Debiet (μL/h)b Tijd per stap (min) Volume afgegeven (μL)
800 5 67
400 5 33
200 5 17
100 5 8
50 5 4
25 5 2
15 5 of meer 1 of meer
een. Dit zijn vloeistofdebieten berekend door de spuitpompsoftware en zijn uniek voor elke gebruikte spuitdiameter. De stroomsnelheden maken een snelle vulling van de lijnen en de stroomkamer (800 μl/uur) mogelijk, gevolgd door een geleidelijke afname tot het ideale debiet voor het vangen en visualiseren
b. De spuitpomp kan worden bediend vanaf het toetsenbord of met behulp van software die door de leverancier wordt geleverd.

Tabel 1: Vloeistofdebieten om bellen te minimaliseren en stabiele vangwaarden te bereiken.

Subscription Required. Please recommend JoVE to your librarian.

Discussion

De zorgvuldige assemblage van het stroomsysteem is van cruciaal belang voor het succesvolle resultaat van experimenten 4,6. Een van de meest uitdagende aspecten van het protocol is de bevestiging van connectoren aan het glasoppervlak. Hiervoor gebruiken we de volgende twee benaderingen: press-fit tubing connectoren en nanoport assemblies. Press-fit connectoren hechten zich gemakkelijk aan glas, gevolgd door het duwen van PTFE-buizen in de voorgevormde gaten met behulp van een tang. Wanneer een stabielere bevestiging vereist is, heeft de verlijming van nanopoortassemblages de voorkeur. Bij zorgvuldig gebruik en reiniging kan een enkele glazen flowcel met permanente assemblages meer dan 1 jaar worden gebruikt. Als flowcellen vaker moeten worden uitgeschakeld, kunnen PDMS-flowcellen worden gebruikt omdat ze een uitstekend en goedkoper alternatief zijn. Ze kunnen worden hergebruikt, maar PDMS is gevoelig voor zwelling, wat het gedrag van de vloeistofstroom in de loop van de tijd kan veranderen.

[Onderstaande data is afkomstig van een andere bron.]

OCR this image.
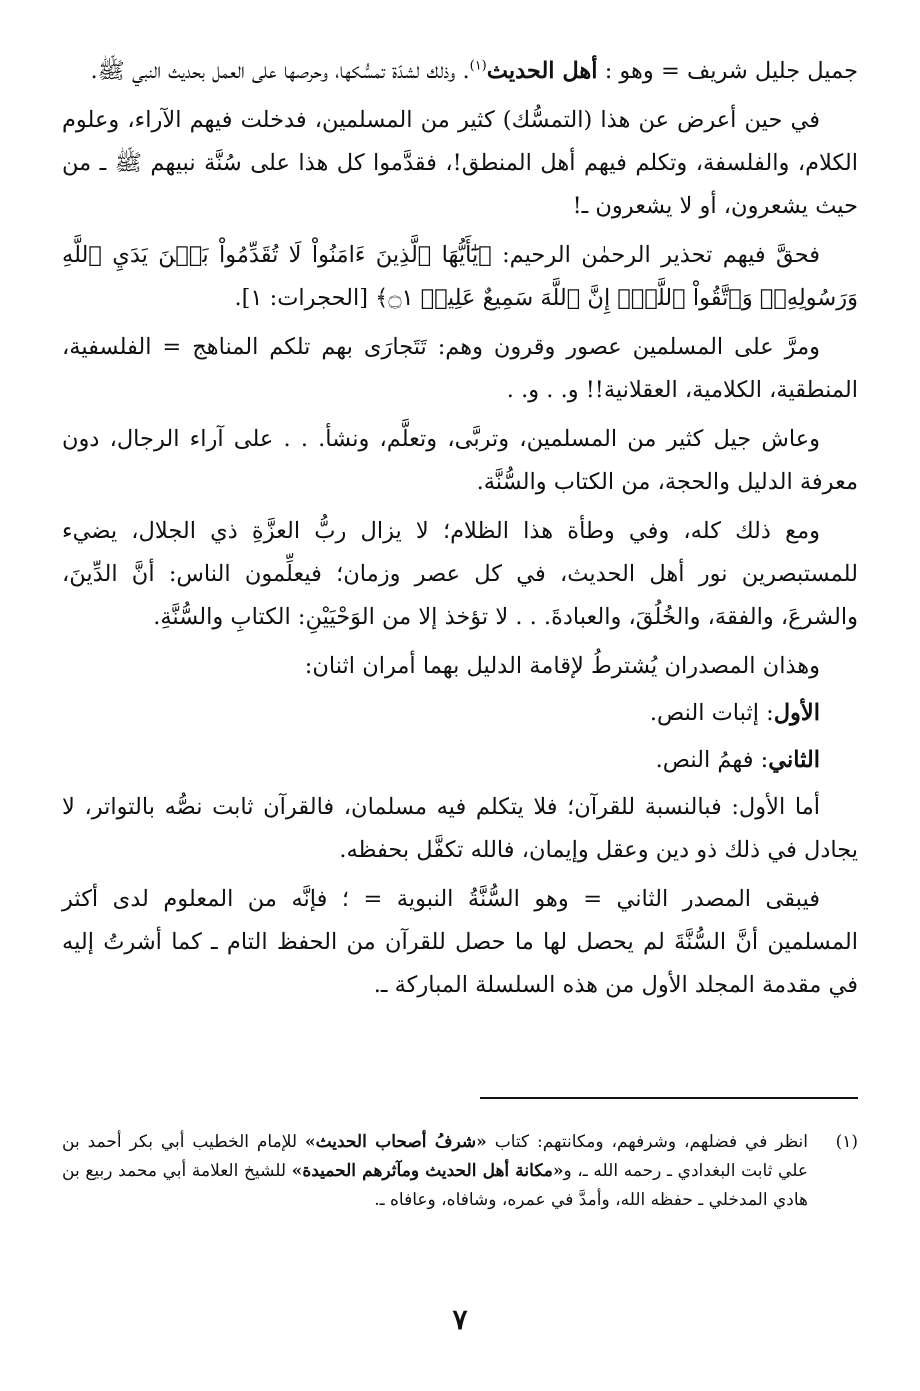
جميل جليل شريف = وهو : أهل الحديث$^{(١)}$. وذلك لشدّة تمسُّكها، وحرصها على العمل بحديث النبي ﷺ.

في حين أعرض عن هذا (التمسُّك) كثير من المسلمين، فدخلت فيهم الآراء، وعلوم الكلام، والفلسفة، وتكلم فيهم أهل المنطق!، فقدَّموا كل هذا على سُنَّة نبيهم ﷺ ـ من حيث يشعرون، أو لا يشعرون ـ!

فحقَّ فيهم تحذير الرحمٰن الرحيم: ﴿يَٰٓأَيُّهَا ٱلَّذِينَ ءَامَنُواْ لَا تُقَدِّمُواْ بَيۡنَ يَدَيِ ٱللَّهِ وَرَسُولِهِۦۖ وَٱتَّقُواْ ٱللَّهَۚ إِنَّ ٱللَّهَ سَمِيعٌ عَلِيمٞ ۝١﴾ [الحجرات: ١].

ومرَّ على المسلمين عصور وقرون وهم: تَتَجارَى بهم تلكم المناهج = الفلسفية، المنطقية، الكلامية، العقلانية!! و. . و. .

وعاش جيل كثير من المسلمين، وتربَّى، وتعلَّم، ونشأ. . . على آراء الرجال، دون معرفة الدليل والحجة، من الكتاب والسُّنَّة.

ومع ذلك كله، وفي وطأة هذا الظلام؛ لا يزال ربُّ العزَّةِ ذي الجلال، يضيء للمستبصرين نور أهل الحديث، في كل عصر وزمان؛ فيعلِّمون الناس: أنَّ الدِّينَ، والشرعَ، والفقهَ، والخُلُقَ، والعبادةَ. . . لا تؤخذ إلا من الوَحْيَيْنِ: الكتابِ والسُّنَّةِ.

وهذان المصدران يُشترطُ لإقامة الدليل بهما أمران اثنان:

الأول: إثبات النص.

الثاني: فهمُ النص.

أما الأول: فبالنسبة للقرآن؛ فلا يتكلم فيه مسلمان، فالقرآن ثابت نصُّه بالتواتر، لا يجادل في ذلك ذو دين وعقل وإيمان، فالله تكفَّل بحفظه.

فيبقى المصدر الثاني = وهو السُّنَّةُ النبوية = ؛ فإنَّه من المعلوم لدى أكثر المسلمين أنَّ السُّنَّةَ لم يحصل لها ما حصل للقرآن من الحفظ التام ـ كما أشرتُ إليه في مقدمة المجلد الأول من هذه السلسلة المباركة ـ.

(١)
انظر في فضلهم، وشرفهم، ومكانتهم: كتاب «شرفُ أصحاب الحديث» للإمام الخطيب أبي بكر أحمد بن علي ثابت البغدادي ـ رحمه الله ـ، و«مكانة أهل الحديث ومآثرهم الحميدة» للشيخ العلامة أبي محمد ربيع بن هادي المدخلي ـ حفظه الله، وأمدَّ في عمره، وشافاه، وعافاه ـ.
٧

Zowel glas- als PDMS-flowcellen zijn niet onverwoestbaar. In het laboratorium is het maximale gebruikte debiet 800 μL/h. Als dit dagelijks en/of gedurende langere tijd wordt overschreden, kunnen flow cell warping (glass flow cells) en vervorming van PDMS optreden. Hoewel de initiële bevochtigingsprocedure met methanol en water tijd kost, is het de moeite waard omdat alle bellen worden geëlimineerd en ook lekken bij connectoren kunnen worden gedetecteerd. De hier beschreven stroomcellen bieden flexibiliteit aan de experimenten die worden uitgevoerd. Met behulp van deze benaderingen van verschillende stroomcellen, buizen en bevestiging van verschillende connectoren, kunnen experimentele omstandigheden gemakkelijk worden aangepast en snel worden geoptimaliseerd om ervoor te zorgen dat optimale gegevens worden verkregen. Y-vormige kanaalstroomcellen worden gepresenteerd, maar een groot aantal microfluïdische apparaatontwerpen is verkrijgbaar bij meerdere bedrijven, zowel zonder als met connectoren bevestigd. Dit biedt de onderzoeker nog meer flexibiliteit in experimenteel ontwerp.

Het gebruik van vierweg schakelkleppen is een eenvoudige en effectieve methode die ervoor zorgt dat zodra het stroomsysteem is geassembleerd en getest, het effectief een gesloten omgeving wordt, waar de vervuiling minimaal is en bellen worden geëlimineerd. Dit laatste is van cruciaal belang omdat bubbels de neiging hebben om willekeurig te comprimeren en te decomprimeren tijdens een experiment en dit verstoort de vloeistofstroom waardoor gevangen DNA-moleculen op onverwachte manieren bewegen en zelfs breken. Er moet grote zorg worden besteed om ervoor te zorgen dat ze zich niet in het systeem kunnen vormen.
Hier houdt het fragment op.